Reporter: Muhammad Julian | Editor: Wahyu T.Rahmawati
KONTAN.CO.ID - JAKARTA. Kelompok negara-negara maju yang tergabung dalam G7, yaitu Amerika Serikat (AS), Inggris, Kanada, Prancis, Jerman, Italia, dan Jepang, menyatakan komitmennya untuk mempercepat transisi menuju penggunaan energi bersih. Sejalan dengan hal ini, ketujuh negara bersepakat untuk menghentikan dukungannya kepada batubara sebagai sumber energi pada Konferensi Tingkat Tinggi (KTT) di Cornwell, Britania Raya pada 11-13 Juni 2021 lalu.
Melansir Reuters, Senin (14/6), ketujuh negara menyebutkan bahwa pembangkit listrik berbasis batubara merupakan penyebab terbesar emisi gas rumah kaca (GRK). Ketujuh negara menilai, pendanaan investasi global yang berlanjut untuk pembangkit listrik berbasis batubara tidak sejalan dengan upaya global untuk menekan kenaikan suhu di level 1,5 derajat celsius.
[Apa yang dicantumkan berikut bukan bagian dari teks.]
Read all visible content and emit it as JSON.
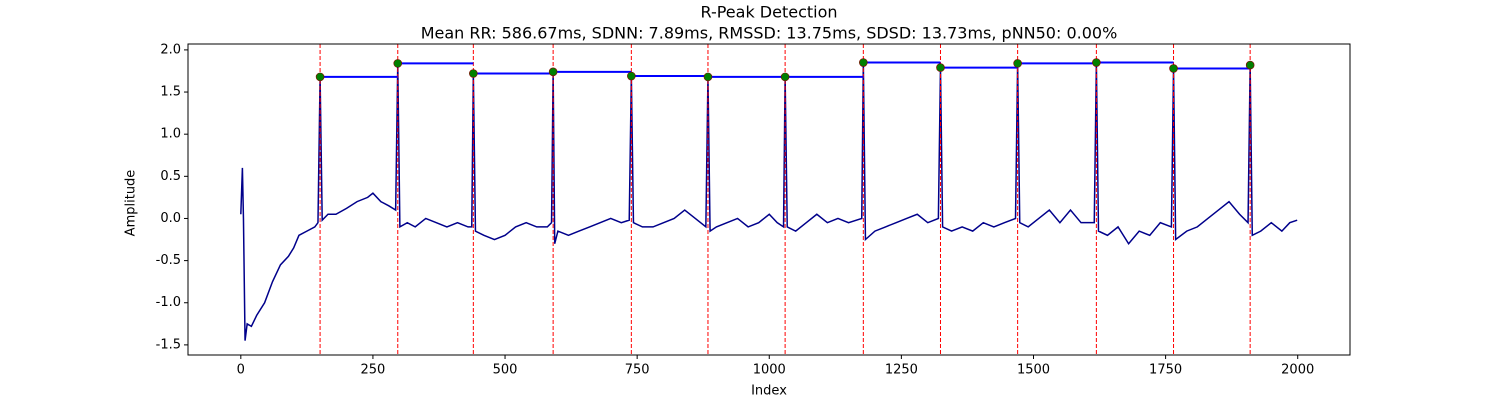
{
  "chart_data": {
    "type": "line",
    "title": "R-Peak Detection",
    "subtitle": "Mean RR: 586.67ms, SDNN: 7.89ms, RMSSD: 13.75ms, SDSD: 13.73ms, pNN50: 0.00%",
    "xlabel": "Index",
    "ylabel": "Amplitude",
    "xlim": [
      -99.95,
      2098.95
    ],
    "ylim": [
      -1.62,
      2.07
    ],
    "xticks": [
      0,
      250,
      500,
      750,
      1000,
      1250,
      1500,
      1750,
      2000
    ],
    "yticks": [
      -1.5,
      {
        "value": -1,
        "label": "-1.0"
      },
      -0.5,
      {
        "value": 0,
        "label": "0.0"
      },
      0.5,
      {
        "value": 1,
        "label": "1.0"
      },
      1.5,
      {
        "value": 2,
        "label": "2.0"
      }
    ],
    "color": "#00008b",
    "x": [
      0,
      3,
      5,
      8,
      12,
      20,
      30,
      45,
      60,
      75,
      90,
      100,
      110,
      125,
      140,
      146,
      150,
      154,
      165,
      180,
      200,
      220,
      240,
      250,
      265,
      280,
      293,
      297,
      301,
      315,
      330,
      350,
      370,
      390,
      410,
      430,
      437,
      440,
      444,
      460,
      480,
      500,
      520,
      540,
      560,
      580,
      588,
      591,
      594,
      600,
      620,
      640,
      660,
      680,
      700,
      720,
      735,
      739,
      743,
      760,
      780,
      800,
      820,
      840,
      860,
      880,
      884,
      888,
      900,
      920,
      940,
      960,
      980,
      1000,
      1015,
      1027,
      1030,
      1034,
      1050,
      1070,
      1090,
      1110,
      1130,
      1150,
      1175,
      1178,
      1182,
      1200,
      1220,
      1240,
      1260,
      1280,
      1300,
      1320,
      1324,
      1328,
      1345,
      1365,
      1385,
      1405,
      1425,
      1445,
      1466,
      1470,
      1474,
      1490,
      1510,
      1530,
      1550,
      1570,
      1590,
      1615,
      1619,
      1623,
      1640,
      1660,
      1680,
      1700,
      1720,
      1740,
      1761,
      1765,
      1769,
      1790,
      1810,
      1830,
      1850,
      1870,
      1890,
      1906,
      1910,
      1914,
      1930,
      1950,
      1970,
      1985,
      1999
    ],
    "values": [
      0.05,
      0.6,
      0.0,
      -1.45,
      -1.25,
      -1.28,
      -1.15,
      -1.0,
      -0.75,
      -0.55,
      -0.45,
      -0.35,
      -0.2,
      -0.15,
      -0.1,
      -0.05,
      1.68,
      -0.02,
      0.05,
      0.05,
      0.12,
      0.2,
      0.25,
      0.3,
      0.2,
      0.15,
      0.1,
      1.84,
      -0.1,
      -0.05,
      -0.1,
      0.0,
      -0.05,
      -0.1,
      -0.05,
      -0.1,
      -0.1,
      1.72,
      -0.15,
      -0.2,
      -0.25,
      -0.2,
      -0.1,
      -0.05,
      -0.1,
      -0.1,
      -0.05,
      1.74,
      -0.3,
      -0.15,
      -0.2,
      -0.15,
      -0.1,
      -0.05,
      0.0,
      -0.05,
      -0.02,
      1.69,
      -0.05,
      -0.1,
      -0.1,
      -0.05,
      0.0,
      0.1,
      0.0,
      -0.1,
      1.68,
      -0.15,
      -0.1,
      -0.05,
      0.0,
      -0.1,
      -0.05,
      0.05,
      -0.05,
      -0.1,
      1.68,
      -0.1,
      -0.15,
      -0.05,
      0.05,
      -0.05,
      0.0,
      -0.05,
      0.0,
      1.85,
      -0.25,
      -0.15,
      -0.1,
      -0.05,
      0.0,
      0.05,
      -0.05,
      0.0,
      1.79,
      -0.1,
      -0.15,
      -0.1,
      -0.15,
      -0.05,
      -0.1,
      -0.05,
      0.0,
      1.84,
      -0.05,
      -0.1,
      0.0,
      0.1,
      -0.05,
      0.1,
      -0.05,
      -0.05,
      1.85,
      -0.15,
      -0.2,
      -0.1,
      -0.3,
      -0.15,
      -0.2,
      -0.05,
      -0.1,
      1.78,
      -0.25,
      -0.15,
      -0.1,
      0.0,
      0.1,
      0.2,
      0.05,
      -0.05,
      1.82,
      -0.2,
      -0.15,
      -0.05,
      -0.15,
      -0.05,
      -0.02
    ],
    "peaks": {
      "x": [
        150,
        297,
        440,
        591,
        739,
        884,
        1030,
        1178,
        1324,
        1470,
        1619,
        1765,
        1910
      ],
      "values": [
        1.68,
        1.84,
        1.72,
        1.74,
        1.69,
        1.68,
        1.68,
        1.85,
        1.79,
        1.84,
        1.85,
        1.78,
        1.82
      ],
      "color": "#008000",
      "edge_color": "#8b0000",
      "marker_line_color": "#ff0000",
      "rr_line_color": "#0000ff"
    }
  }
}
“Kami menekankan bahwa investasi internasional pada batubara harus disetop sekarang, dan kami saat ini berkomitmen untuk mengakhiri dukungan baru untuk pembangkit listrik batubara termal internasional pada akhir 2021,” ujar ketujuh negara sebagaimana dikutip dari Reuters.
Dengan adanya komitmen transisi menuju penggunaan energi bersih, aliran pendanaan eksternal dari ketujuh negara G7 baik kepada produsen batubara maupun terhadap pendanaan proyek-proyek pembangkit listrik tenaga uap (PLTU) yang menggunakan sumber energi batubara bisa saja menciut. Meski begitu, masalah pendanaan eksternal global ini dipercaya tidak akan menjadi persoalan bagi produsen batubara di dalam negeri.
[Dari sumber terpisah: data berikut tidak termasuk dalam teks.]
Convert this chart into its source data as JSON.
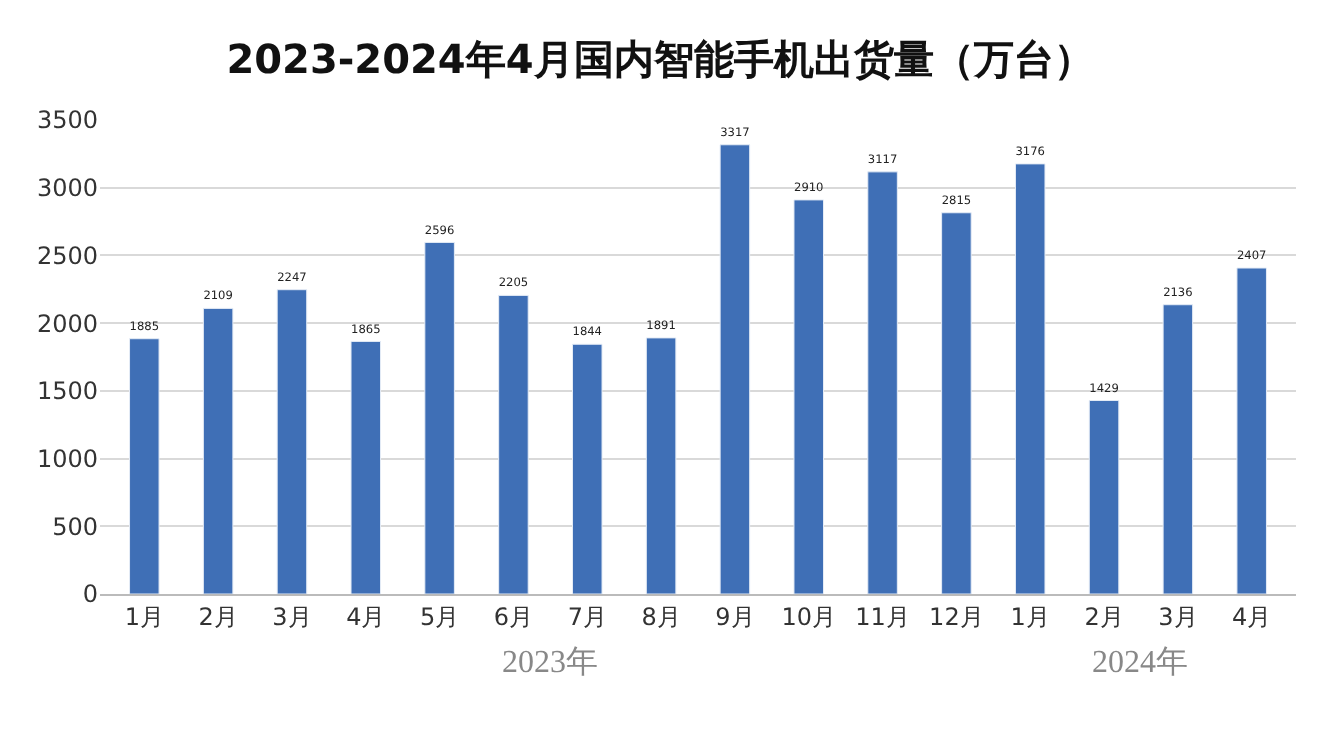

Baca Juga: ReforMiner Institute: Panas bumi potensial dorong transisi energi
Direktur Eksekutif Asosiasi Pertambangan Batubara Indonesia (APBI), Hendra Sinadia mengatakan, produsen batubara memiliki banyak opsi untuk menghimpun pendanaan eksternal di dalam negeri. Beberapa opsi yang bisa dijajaki misalnya seperti pinjaman perbankan dalam negeri, penggalangan dana di pasar modal, dan lain-lain.
Meski begitu, Hendra tidak menampik bahwa sikap G7 bisa berdampak terhadap ekspor batubara Indonesia dalam jangka panjang. Pasalnya, penghentian pendanaan eksternal dari negara G7 untuk proyek-proyek pembangunan PLTU di negara-negara tujuan ekspor batubara Indonesia bisa saja berdampak pada penurunan permintaan batubara Indonesia pada negara-negara tersebut.
Hanya saja, menimbang permintaan batubara yang ada belakangan, Hendra optimistis bahwa permintaan batubara masih akan baik hingga beberapa tahun ke depan. Terlebih, PLTU-PLTU eksisting yang sudah beroperasi umumnya memiliki usia operasi yang tidak pendek, yaitu sekitar 25 tahun.
“Kalau kami melihat demand batubara masih cukup bagus, 1-2 dekade ke depan juga masih okelah,” ujar Hendra saat dihubungi Kontan.co.id, Selasa (15/6).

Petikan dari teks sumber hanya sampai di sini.